伊坂幸太郎 『砂漠』

砂漠

 伊坂幸太郎お得意のタイプの青春小説ですが、これまでの作品ほどには剥き出しのメッセージ性のようなものはダイレクトには伝わってきません。ですが、ワンクッション置いている分じわじわと効いてくるようなところがあって、この加減は絶妙です。
 恋愛と麻雀と友達という、現実社会では本当にありふれた大学生のキャンパスライフを描きつつも、「学生時代」というある種お祭りの間のような非現実を見事に描き切ったと評価出来る一作でしょう。
 「こうあるべきだ」と正しい理想を高々と主張する人間は、格好良いながらも、どこか現実味が薄いスーパーヒーローであったのに対し、本作では周りから思い切り引かれてしまうような格好の悪い人物に、そうした役を割り振っているところが秀逸だと言えると思います。

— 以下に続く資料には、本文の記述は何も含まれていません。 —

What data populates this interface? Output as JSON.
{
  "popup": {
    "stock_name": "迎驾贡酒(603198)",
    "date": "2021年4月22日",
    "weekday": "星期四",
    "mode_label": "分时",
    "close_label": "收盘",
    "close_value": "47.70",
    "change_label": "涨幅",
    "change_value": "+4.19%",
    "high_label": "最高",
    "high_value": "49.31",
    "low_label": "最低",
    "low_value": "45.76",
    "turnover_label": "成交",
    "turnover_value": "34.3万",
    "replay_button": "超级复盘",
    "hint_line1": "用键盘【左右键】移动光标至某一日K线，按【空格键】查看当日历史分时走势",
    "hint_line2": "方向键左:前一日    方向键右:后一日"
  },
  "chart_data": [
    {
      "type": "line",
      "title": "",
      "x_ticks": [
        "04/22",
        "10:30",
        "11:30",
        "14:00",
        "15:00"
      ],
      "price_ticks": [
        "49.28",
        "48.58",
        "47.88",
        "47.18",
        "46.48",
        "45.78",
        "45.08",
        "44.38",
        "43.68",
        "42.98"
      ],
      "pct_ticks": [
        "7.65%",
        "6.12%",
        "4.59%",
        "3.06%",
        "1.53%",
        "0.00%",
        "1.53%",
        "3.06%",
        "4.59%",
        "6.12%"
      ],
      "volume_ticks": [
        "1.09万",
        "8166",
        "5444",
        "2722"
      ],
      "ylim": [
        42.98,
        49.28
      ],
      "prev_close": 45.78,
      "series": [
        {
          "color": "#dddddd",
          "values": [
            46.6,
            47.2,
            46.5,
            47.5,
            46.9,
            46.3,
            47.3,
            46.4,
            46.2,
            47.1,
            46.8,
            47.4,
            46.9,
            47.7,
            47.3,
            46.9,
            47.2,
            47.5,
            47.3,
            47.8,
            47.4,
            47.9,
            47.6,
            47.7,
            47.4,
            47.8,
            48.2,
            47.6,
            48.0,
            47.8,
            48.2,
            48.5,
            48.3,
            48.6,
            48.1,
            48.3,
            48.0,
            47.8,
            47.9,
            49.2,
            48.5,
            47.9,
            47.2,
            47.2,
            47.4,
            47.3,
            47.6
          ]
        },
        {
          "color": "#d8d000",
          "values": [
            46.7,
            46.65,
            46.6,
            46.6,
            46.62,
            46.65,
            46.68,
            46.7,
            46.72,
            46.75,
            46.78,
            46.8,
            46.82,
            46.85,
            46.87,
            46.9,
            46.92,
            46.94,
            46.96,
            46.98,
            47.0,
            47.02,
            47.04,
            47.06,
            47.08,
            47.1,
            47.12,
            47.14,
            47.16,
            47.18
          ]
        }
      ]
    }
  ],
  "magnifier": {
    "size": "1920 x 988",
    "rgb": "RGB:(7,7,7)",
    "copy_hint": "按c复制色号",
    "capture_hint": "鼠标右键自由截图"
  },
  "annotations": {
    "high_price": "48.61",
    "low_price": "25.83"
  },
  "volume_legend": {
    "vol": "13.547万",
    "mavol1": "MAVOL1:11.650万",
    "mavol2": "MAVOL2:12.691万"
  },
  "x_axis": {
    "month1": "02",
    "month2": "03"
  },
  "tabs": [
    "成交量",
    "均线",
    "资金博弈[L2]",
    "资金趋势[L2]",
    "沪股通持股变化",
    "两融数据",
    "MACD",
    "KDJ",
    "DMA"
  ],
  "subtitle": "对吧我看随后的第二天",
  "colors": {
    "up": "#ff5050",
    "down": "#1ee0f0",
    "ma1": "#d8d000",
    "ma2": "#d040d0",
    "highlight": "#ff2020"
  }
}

彼は大国のエゴに憤り、「あのね、俺たちがその気になればね、砂漠に雪を降らすことだって、余裕でできるんですよ」と、独特な政治的思想を人前で堂々と演説しては引かれる小太りな学生です。決して格好など良くないこの西嶋という小太りの同級生が、主人公たちに多大な影響を与え、物凄く格好良く見える辺りが本作の爽快なところでしょう。

 他作品と比べれば、一気に行われる伏線回収の鮮やかさなどは無いものの、社会という名の「砂漠」に出る前の、「学生」という身分によって守られたオアシスの中で戦う登場人物たちの青春小説という意味では、十分に示唆を与えられる1冊でした。
 要所要所に用いられるサン=テグジュペリの引用や、伊坂作品恒例の他作品の登場人物との繋がりなどのスパイスも程好く効いていて、私は好きな作品です。